AnomalyControl: Learning Cross-modal Semantic Features for Controllable Anomaly Synthesis

Anomaly synthesis is a crucial approach to augment abnormal data for advancing anomaly inspection. Based on the knowledge from the large-scale pre-training, existing text-to-image anomaly synthesis methods predominantly focus on textual information or coarse-aligned visual features to guide the entire generation process. However, these methods often lack sufficient descriptors to capture the complicated characteristics of realistic anomalies (e.g., the fine-grained visual pattern of anomalies), limiting the realism and generalization of the generation process. To this end, we propose a novel anomaly synthesis framework called AnomalyControl to learn cross-modal semantic features as guidance signals, which could encode the generalized anomaly cues from text-image reference prompts and improve the realism of synthesized abnormal samples. Specifically, AnomalyControl adopts a flexible and non-matching prompt pair (i.e., a text-image reference prompt and a targeted text prompt), where a Cross-modal Semantic Modeling (CSM) module is designed to extract cross-modal semantic features from the textual and visual descriptors. Then, an Anomaly-Semantic Enhanced Attention (ASEA) mechanism is formulated to allow CSM to focus on the specific visual patterns of the anomaly, thus enhancing the realism and contextual relevance of the generated anomaly features. Treating cross-modal semantic features as the prior, a Semantic Guided Adapter (SGA) is designed to encode effective guidance signals for the adequate and controllable synthesis process. Extensive experiments indicate that AnomalyControl can achieve state-of-the-art results in anomaly synthesis compared with existing methods while exhibiting superior performance for downstream tasks.

翻译：异常合成是扩充异常数据以推进异常检测的关键方法。

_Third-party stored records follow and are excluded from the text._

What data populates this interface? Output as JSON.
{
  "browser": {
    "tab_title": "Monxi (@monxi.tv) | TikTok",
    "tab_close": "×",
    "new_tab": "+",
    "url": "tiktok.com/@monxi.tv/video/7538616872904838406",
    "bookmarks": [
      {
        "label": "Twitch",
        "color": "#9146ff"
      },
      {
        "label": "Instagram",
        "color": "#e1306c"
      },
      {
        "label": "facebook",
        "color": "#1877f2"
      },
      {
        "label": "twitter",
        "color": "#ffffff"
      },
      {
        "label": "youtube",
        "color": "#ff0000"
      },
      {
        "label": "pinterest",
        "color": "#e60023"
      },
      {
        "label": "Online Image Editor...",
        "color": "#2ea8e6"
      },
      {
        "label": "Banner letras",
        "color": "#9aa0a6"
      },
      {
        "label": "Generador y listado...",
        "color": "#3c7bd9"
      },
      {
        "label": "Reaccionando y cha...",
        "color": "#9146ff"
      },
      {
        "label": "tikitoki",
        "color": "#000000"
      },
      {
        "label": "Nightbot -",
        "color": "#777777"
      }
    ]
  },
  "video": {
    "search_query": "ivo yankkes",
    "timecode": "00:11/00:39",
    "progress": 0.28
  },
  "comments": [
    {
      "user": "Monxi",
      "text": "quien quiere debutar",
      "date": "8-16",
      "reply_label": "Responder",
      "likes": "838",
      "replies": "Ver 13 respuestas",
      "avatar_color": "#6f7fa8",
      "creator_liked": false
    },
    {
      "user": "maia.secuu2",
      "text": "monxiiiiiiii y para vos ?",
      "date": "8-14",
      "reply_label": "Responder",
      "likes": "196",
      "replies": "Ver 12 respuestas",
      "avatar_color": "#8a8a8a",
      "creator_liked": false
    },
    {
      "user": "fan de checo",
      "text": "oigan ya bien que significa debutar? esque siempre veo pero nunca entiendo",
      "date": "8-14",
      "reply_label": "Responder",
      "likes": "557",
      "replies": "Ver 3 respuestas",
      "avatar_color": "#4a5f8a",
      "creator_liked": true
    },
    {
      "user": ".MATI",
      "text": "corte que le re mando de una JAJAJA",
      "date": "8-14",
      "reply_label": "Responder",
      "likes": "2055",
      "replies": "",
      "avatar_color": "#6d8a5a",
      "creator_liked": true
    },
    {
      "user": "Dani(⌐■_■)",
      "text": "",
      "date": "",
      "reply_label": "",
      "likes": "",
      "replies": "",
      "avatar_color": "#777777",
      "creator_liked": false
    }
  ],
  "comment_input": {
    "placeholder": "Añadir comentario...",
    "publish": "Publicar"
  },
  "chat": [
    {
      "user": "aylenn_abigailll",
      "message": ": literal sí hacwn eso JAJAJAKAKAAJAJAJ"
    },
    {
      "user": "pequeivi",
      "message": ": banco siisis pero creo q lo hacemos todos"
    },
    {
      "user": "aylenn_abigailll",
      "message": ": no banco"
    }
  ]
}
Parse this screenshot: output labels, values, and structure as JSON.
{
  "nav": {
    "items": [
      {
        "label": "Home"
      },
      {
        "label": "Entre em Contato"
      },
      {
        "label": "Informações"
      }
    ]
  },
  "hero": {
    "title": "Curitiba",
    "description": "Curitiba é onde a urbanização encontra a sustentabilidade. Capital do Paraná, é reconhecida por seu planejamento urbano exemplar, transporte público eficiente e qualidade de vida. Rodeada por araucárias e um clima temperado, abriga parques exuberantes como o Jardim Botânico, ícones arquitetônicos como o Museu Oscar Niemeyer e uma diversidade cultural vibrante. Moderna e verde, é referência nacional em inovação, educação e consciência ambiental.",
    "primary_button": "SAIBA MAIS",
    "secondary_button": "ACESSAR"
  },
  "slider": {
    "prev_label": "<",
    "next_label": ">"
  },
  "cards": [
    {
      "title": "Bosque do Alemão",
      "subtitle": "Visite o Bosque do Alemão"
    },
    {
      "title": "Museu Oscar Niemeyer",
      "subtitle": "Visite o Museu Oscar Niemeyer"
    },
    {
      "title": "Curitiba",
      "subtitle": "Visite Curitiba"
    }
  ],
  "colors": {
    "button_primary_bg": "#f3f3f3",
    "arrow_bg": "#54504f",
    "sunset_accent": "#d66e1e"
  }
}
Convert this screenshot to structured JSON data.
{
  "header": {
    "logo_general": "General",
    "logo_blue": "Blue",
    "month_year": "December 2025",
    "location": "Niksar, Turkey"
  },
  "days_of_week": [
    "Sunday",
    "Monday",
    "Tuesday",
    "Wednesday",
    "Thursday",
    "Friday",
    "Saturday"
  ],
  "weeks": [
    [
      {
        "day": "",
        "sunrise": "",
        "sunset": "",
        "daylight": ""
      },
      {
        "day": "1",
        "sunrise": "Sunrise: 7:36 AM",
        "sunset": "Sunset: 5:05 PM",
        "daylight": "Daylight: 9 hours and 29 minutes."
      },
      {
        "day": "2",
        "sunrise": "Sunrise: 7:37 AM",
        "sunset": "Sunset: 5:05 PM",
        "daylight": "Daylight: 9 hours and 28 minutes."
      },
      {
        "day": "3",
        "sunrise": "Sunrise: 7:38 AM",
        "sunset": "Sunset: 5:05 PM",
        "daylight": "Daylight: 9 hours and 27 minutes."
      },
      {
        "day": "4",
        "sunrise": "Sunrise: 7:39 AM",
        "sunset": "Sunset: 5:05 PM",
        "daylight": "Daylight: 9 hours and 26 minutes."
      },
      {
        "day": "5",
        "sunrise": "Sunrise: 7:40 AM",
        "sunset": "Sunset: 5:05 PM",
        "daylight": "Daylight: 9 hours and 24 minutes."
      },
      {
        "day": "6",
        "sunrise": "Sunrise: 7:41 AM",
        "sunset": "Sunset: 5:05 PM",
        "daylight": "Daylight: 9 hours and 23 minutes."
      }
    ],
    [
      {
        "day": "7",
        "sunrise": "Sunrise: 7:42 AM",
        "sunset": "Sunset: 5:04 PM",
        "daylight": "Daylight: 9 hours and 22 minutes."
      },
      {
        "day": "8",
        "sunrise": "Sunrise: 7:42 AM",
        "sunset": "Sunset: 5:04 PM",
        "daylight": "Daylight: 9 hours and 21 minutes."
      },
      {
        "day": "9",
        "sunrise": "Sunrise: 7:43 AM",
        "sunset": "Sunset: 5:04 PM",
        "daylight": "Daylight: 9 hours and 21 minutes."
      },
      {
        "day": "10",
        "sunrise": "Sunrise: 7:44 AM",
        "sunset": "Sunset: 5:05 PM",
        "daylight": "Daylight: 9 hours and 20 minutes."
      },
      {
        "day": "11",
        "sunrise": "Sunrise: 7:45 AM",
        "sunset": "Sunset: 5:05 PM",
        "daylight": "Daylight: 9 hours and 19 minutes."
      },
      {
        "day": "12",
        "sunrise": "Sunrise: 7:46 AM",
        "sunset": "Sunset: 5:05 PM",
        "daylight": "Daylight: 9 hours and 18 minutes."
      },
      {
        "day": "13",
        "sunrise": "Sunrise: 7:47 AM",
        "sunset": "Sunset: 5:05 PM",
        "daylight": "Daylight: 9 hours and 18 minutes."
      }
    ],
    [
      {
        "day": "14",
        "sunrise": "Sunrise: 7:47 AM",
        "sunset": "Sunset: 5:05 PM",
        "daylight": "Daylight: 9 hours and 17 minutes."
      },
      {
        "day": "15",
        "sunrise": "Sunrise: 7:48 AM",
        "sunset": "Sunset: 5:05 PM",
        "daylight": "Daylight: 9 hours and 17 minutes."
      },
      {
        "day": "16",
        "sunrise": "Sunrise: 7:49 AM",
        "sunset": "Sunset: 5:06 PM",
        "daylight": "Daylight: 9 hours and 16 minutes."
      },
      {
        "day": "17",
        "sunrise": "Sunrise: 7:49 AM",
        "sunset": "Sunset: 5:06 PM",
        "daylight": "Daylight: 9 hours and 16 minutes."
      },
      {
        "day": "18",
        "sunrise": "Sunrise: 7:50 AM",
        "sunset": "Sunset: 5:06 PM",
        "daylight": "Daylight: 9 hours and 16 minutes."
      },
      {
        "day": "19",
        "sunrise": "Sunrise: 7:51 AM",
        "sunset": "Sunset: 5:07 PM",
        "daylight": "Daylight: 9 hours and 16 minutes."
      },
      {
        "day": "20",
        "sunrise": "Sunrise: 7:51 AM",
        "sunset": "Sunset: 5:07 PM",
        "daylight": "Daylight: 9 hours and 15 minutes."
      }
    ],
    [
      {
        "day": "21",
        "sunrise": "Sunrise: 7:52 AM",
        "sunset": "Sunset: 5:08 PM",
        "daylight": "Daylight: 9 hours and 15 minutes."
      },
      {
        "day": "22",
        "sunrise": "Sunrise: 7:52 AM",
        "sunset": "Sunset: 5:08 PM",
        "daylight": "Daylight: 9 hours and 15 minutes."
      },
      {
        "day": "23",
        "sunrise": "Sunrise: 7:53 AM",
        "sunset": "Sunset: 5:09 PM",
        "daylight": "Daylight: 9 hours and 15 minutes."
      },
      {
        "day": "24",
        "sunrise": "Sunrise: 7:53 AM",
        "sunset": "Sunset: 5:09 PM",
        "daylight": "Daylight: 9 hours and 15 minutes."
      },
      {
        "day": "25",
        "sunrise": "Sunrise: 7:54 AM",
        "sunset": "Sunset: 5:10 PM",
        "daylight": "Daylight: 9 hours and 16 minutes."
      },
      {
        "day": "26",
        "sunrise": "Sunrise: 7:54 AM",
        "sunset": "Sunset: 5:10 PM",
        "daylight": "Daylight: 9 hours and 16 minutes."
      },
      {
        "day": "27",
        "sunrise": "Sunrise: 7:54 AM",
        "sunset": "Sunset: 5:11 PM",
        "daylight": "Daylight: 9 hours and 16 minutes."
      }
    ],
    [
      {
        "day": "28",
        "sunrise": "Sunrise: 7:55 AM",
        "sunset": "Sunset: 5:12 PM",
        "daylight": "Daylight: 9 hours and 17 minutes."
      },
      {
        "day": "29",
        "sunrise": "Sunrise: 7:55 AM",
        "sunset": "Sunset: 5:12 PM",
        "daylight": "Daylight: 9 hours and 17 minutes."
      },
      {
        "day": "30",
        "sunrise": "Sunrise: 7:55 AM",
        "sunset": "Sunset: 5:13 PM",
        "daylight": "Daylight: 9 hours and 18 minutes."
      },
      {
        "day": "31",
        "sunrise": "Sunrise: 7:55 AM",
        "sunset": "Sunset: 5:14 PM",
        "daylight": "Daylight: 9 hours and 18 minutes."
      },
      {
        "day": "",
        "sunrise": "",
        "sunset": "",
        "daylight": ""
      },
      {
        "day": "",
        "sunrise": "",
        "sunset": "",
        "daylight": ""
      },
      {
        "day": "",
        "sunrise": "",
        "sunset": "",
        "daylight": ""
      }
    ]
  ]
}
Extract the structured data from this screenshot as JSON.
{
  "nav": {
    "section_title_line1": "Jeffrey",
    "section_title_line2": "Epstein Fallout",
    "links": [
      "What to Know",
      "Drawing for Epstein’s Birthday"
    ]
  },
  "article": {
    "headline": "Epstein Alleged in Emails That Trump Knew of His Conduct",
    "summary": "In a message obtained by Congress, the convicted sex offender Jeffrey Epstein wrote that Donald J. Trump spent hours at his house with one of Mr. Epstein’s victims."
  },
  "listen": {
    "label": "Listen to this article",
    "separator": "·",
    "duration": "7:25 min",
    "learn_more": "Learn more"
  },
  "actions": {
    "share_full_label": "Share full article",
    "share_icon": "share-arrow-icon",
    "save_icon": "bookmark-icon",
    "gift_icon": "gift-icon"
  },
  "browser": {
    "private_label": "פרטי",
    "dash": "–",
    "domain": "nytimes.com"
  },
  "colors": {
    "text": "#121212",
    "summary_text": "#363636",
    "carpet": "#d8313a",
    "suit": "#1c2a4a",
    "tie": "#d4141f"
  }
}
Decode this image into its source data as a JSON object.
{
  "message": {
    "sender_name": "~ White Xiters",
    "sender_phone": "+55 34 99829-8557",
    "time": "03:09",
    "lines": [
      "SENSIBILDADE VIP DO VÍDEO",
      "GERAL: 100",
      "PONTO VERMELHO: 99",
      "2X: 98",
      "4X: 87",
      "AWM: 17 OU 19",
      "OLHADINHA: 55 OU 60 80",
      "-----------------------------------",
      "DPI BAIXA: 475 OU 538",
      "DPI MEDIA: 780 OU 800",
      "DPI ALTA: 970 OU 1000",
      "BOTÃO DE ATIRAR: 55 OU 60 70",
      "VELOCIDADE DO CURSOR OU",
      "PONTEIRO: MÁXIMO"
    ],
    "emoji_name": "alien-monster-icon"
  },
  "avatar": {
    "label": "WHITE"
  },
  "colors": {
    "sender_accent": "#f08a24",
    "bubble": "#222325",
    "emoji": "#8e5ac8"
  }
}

基于大规模预训练的知识，现有的文本到图像异常合成方法主要依赖文本信息或粗对齐的视觉特征来指导整个生成过程。然而，这些方法通常缺乏足够的描述符来捕捉真实异常的复杂特征（例如异常的细粒度视觉模式），限制了生成过程的真实性和泛化能力。为此，我们提出了一种名为AnomalyControl的新型异常合成框架，通过学习跨模态语义特征作为引导信号，该信号能够从文本-图像参考提示中编码泛化的异常线索，并提升合成异常样本的真实性。具体而言，AnomalyControl采用灵活的非匹配提示对（即一个文本-图像参考提示和一个目标文本提示），其中设计了一个跨模态语义建模（CSM）模块，用于从文本和视觉描述符中提取跨模态语义特征。随后，构建了一种异常语义增强注意力（ASEA）机制，使CSM能够聚焦于异常的特定视觉模式，从而增强生成异常特征的真实性和上下文相关性。以跨模态语义特征为先验，设计了一个语义引导适配器（SGA），用于为充分且可控的合成过程编码有效的引导信号。大量实验表明，与现有方法相比，AnomalyControl在异常合成中能够取得最先进的结果，同时在下游任务中展现出优越性能。